Internet

Will B2G become the "next big thing"?

Investors brace for the newest e-commerce niche: business-to-government online transactions.

First came B2C, then B2B. Now investors are bracing for the newest e-commerce niche: B2G, or business-to-government Web sites.

A spate of small, mostly private companies has jumped on the trend in recent months, often partnering with established businesses to streamline Web sites and build virtual marketplaces. Eventually, business-to-government experts say, bureaucrats will purchase goods ranging from paper clips to military helicopters with the click of a mouse.

Although private industry has been obsessed with wringing profits from the Internet for several years, the government has remained a relative backwater.

A Jupiter Benchmarking Report published in April found that government agencies returned email from their Web sites only 52 percent of the time, often with form email that didn't address a person's original concerns. Less than 1 percent of all government sites were in languages other than English. And the vast majority required people to have high-end computers or to download crash-inducing software simply to view all available information.

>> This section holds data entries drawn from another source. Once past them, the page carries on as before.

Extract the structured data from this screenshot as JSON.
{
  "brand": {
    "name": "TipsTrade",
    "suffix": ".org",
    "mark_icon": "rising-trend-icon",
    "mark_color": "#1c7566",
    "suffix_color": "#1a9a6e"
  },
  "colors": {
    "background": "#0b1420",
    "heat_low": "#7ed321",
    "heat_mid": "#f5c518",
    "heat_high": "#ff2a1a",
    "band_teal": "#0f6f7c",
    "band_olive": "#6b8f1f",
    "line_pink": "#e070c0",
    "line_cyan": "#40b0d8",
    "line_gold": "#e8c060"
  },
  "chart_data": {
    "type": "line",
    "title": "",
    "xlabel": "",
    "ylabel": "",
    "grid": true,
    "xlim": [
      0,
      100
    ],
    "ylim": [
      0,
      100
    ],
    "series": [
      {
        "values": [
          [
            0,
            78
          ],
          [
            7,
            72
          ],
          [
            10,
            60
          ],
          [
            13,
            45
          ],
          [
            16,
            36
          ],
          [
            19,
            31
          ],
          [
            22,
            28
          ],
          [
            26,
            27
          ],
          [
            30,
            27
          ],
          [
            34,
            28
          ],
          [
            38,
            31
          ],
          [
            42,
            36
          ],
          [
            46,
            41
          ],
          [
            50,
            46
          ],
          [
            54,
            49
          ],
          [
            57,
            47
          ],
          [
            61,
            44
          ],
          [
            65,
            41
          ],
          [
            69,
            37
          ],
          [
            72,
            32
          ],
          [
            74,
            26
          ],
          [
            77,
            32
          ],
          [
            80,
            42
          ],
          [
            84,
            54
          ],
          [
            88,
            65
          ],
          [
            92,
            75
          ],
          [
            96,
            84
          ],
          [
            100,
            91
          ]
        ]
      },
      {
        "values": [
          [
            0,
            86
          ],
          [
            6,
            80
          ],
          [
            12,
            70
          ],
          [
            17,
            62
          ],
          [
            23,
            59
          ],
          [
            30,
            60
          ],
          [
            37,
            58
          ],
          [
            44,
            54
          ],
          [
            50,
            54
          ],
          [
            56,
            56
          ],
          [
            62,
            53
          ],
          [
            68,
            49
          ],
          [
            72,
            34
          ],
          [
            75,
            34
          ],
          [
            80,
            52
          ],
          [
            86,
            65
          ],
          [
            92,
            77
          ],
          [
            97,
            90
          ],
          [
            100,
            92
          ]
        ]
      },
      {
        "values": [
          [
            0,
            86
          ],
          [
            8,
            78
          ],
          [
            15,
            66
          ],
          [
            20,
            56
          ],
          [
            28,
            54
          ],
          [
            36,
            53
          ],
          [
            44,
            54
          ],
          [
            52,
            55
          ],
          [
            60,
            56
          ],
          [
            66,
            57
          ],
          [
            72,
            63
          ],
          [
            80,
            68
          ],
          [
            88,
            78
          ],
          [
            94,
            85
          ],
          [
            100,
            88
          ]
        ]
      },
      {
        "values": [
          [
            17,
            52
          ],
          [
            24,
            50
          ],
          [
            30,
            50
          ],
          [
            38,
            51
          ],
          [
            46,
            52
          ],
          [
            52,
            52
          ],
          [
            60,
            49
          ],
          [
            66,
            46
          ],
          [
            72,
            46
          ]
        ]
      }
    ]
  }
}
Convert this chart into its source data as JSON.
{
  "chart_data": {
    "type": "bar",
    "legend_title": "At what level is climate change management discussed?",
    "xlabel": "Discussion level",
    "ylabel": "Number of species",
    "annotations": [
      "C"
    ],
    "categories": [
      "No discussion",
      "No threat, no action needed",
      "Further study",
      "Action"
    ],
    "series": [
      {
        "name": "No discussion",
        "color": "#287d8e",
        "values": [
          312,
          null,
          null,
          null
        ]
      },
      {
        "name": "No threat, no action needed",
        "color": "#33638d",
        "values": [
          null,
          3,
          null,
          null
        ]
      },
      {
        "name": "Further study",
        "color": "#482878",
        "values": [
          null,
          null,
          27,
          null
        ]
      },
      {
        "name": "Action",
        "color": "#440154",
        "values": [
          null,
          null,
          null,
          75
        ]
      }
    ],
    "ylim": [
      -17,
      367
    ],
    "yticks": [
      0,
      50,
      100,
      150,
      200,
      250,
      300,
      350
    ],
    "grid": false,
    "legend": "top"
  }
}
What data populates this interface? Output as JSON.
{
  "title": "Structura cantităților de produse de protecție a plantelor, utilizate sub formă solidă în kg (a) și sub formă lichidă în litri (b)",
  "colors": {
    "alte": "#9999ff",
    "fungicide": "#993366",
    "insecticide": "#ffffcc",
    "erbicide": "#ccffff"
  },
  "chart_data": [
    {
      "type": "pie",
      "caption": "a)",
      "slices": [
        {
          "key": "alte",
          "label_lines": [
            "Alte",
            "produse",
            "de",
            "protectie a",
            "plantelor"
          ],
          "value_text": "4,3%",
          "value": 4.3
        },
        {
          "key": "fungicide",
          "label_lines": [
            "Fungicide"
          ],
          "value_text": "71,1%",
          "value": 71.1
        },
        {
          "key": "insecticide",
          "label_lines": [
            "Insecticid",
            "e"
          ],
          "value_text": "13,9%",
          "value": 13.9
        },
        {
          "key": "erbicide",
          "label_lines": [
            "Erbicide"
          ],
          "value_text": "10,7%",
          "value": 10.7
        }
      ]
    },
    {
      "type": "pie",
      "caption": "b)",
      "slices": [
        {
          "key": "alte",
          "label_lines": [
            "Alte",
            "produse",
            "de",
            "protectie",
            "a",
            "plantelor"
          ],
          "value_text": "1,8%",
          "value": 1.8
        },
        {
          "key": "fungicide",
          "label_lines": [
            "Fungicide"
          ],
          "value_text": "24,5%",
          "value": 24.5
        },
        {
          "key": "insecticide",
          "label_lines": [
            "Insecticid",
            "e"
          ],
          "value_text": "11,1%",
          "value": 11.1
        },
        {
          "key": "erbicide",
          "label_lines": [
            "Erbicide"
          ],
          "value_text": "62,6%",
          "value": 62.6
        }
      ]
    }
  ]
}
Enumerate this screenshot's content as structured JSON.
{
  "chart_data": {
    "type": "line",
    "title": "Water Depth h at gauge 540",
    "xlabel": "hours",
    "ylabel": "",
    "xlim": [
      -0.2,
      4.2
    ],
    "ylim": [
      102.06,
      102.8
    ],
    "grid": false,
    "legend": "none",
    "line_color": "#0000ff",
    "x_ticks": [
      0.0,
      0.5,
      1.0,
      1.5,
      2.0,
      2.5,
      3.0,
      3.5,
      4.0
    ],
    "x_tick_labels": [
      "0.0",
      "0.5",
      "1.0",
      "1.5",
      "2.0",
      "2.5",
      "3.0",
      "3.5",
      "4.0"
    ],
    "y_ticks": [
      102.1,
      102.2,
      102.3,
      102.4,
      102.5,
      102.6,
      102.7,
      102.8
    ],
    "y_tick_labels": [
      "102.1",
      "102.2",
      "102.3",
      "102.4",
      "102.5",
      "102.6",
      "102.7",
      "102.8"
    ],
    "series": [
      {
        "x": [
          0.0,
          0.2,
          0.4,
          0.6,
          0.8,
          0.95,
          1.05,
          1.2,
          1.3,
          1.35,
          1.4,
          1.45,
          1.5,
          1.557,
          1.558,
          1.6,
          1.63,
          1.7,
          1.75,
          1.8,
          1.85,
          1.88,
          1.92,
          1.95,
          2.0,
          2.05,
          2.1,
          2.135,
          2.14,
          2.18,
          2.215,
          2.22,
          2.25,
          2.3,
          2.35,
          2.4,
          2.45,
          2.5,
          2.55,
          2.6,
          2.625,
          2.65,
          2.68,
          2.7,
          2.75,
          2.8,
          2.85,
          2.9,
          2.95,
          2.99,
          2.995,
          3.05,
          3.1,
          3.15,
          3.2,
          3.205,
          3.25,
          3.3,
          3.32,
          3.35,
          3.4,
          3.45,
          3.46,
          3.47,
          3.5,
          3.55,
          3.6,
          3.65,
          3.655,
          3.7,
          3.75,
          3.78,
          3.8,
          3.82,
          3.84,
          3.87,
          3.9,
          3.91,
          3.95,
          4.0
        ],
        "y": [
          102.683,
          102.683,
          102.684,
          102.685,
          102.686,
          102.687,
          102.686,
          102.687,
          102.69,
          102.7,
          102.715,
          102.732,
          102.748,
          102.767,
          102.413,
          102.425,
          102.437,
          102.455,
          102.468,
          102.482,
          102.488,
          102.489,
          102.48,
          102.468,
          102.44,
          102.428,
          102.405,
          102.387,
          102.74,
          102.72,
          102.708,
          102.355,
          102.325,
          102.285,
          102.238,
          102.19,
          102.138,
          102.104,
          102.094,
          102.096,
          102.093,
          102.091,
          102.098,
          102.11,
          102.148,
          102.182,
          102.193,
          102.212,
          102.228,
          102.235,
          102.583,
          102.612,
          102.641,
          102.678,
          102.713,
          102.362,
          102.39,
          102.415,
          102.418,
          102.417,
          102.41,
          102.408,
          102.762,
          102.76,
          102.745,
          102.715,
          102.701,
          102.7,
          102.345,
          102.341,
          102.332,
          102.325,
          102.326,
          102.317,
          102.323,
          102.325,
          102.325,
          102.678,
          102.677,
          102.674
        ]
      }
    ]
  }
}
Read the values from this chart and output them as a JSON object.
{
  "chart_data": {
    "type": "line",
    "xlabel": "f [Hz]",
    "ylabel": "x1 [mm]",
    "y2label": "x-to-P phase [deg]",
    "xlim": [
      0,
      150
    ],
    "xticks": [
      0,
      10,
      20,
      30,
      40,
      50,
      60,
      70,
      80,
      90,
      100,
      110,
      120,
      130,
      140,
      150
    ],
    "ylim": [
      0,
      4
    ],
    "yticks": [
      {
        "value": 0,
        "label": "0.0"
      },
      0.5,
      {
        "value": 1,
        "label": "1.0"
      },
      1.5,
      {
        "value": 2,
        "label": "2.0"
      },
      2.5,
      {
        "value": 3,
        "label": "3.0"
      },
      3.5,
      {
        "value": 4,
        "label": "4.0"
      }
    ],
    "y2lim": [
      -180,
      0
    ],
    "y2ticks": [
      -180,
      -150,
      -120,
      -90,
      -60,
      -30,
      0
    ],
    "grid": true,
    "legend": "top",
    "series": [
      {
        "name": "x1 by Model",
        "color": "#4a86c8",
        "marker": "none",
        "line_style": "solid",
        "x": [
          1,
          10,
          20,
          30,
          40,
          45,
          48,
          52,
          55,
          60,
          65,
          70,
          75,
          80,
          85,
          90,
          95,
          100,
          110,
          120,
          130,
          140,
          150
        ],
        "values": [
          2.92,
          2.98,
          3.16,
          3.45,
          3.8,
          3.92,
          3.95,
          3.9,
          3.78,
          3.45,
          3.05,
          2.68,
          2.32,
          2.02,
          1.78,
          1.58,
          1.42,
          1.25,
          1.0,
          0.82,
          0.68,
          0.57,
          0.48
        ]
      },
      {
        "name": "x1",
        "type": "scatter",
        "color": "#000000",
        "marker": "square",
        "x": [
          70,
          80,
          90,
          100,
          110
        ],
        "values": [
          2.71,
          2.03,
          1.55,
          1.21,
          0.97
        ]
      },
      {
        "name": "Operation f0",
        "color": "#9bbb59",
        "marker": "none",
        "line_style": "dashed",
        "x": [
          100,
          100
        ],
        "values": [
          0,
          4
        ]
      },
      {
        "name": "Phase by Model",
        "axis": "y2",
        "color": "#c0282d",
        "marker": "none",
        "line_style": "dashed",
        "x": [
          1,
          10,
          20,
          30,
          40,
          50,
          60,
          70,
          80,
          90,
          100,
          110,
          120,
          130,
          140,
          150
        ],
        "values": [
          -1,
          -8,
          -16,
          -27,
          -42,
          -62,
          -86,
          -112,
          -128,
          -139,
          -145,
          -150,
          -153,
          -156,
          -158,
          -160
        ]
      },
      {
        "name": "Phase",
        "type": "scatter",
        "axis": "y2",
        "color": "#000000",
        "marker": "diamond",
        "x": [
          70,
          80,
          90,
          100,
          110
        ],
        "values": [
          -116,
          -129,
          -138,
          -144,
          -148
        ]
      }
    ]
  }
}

Partly to inject customer awareness and immediacy into the government's halting online efforts, Ezgov.com today unveiled an alliance with IBM to provide online consulting for government agencies at all levels. The new partners will build and host Web sites catering to citizens and businesses in search of easy access to local, state and national agencies.

"Governments have been a little slower to recognize the benefits of e-commerce, primarily because they were focused on the Y2K transition," said Todd Ramsey, general manager of global government for IBM. "But in the last six to nine months, we've seen a dramatic increase...in the government's recognition of the value of putting things on the Web and the value they can bring to citizens."

Experts say the market for online government purchases is enormous--and potentially lucrative for savvy entrepreneurs and investors. According to a report from technology research firm Gartner, federal, state and local governments' e-commerce spending will grow to more than $6.2 billion by 2005 from $1.5 billion in 2000.

Although B2C (business-to-consumer) Will B2B's magic last?and B2B (business-to-business) have become standard terms for such transactions, B2G (business-to-government) is relatively new and is sometimes referred to as G2B. The acronym soup doesn't stop there--there's also G2C, which refers to government transaction with citizens, such as the payment of parking tickets or taxes.

Whatever it's called, the potential is already being described with the same breathless enthusiasm that accompanied the emergence of business-to-consumer and business-to-business.

"G2B could be enormous," said Andrew Whinston, head of the Department of Management Science and Information Systems at the University of Texas at Austin. "Think about all government procurement. You could have contractors having auctions online, product development and delivery, and tie-ins between the aerospace industry and the Defense Department. You could be talking about the largest e-commerce market in the world."

But before investors pounce on the emerging players--private companies such as Ezgov.com and Govworks.com, and public companies such as National Information Consortium--they should take a lesson from other virtual marketplaces.

Business-to-consumer ventures--once the hottest investment segment on Wall Street--started their long slide in 1999. Most e-commerce stocks are now trading well below their highs, and many are below their initial public offering prices.

Will business-to-government be nothing more than the next flash in the pan?

Tom Meagher, vice president of equity research for BB&T in Vienna, Va., said the niche isn't likely to soar or crater as extremely as its business-to-consumer and business-to-business brethren. Meagher predicts that four or five companies will emerge within the next year as the dominant players, leaving investors relatively few options for crash-and-burn scenarios.

"Our sense is that you're going to see a much quicker consolidation in G2B," Meagher said. "People look at it and ask, 'Does this have staying power, even though B2B and B2C didn't?' That by definition will force G2B to consolidate faster."

Although business-to-government isn't likely to eclipse the overall size of the business-to-business market--estimated at anywhere from $3 trillion to $50 trillion annually by 2005--government e-commerce is a potentially large market. Many experts predict it will spread from transactions with businesses to include consumers. Government-to-consumer sites will allow citizens to pay taxes and register vehicles online, reducing the government's need for paper pushers and possibly generating revenues for companies that build and host the government sites and charge user fees.

Ezgov.com CEO Ed Trimble said the sphere also helps make life easier for citizens. As an example, Trimble mentioned an Ezgov.com partnership with the county of Riverside, Calif., to provide online property tax payment services.

"In the last tax cycle we received several hundred payments on the final day, and we received our last payment at 11:54 p.m.," Trimble said. "I have an image of a guy sitting around in his pajamas with six minutes to go, making his payment and getting confirmation right then."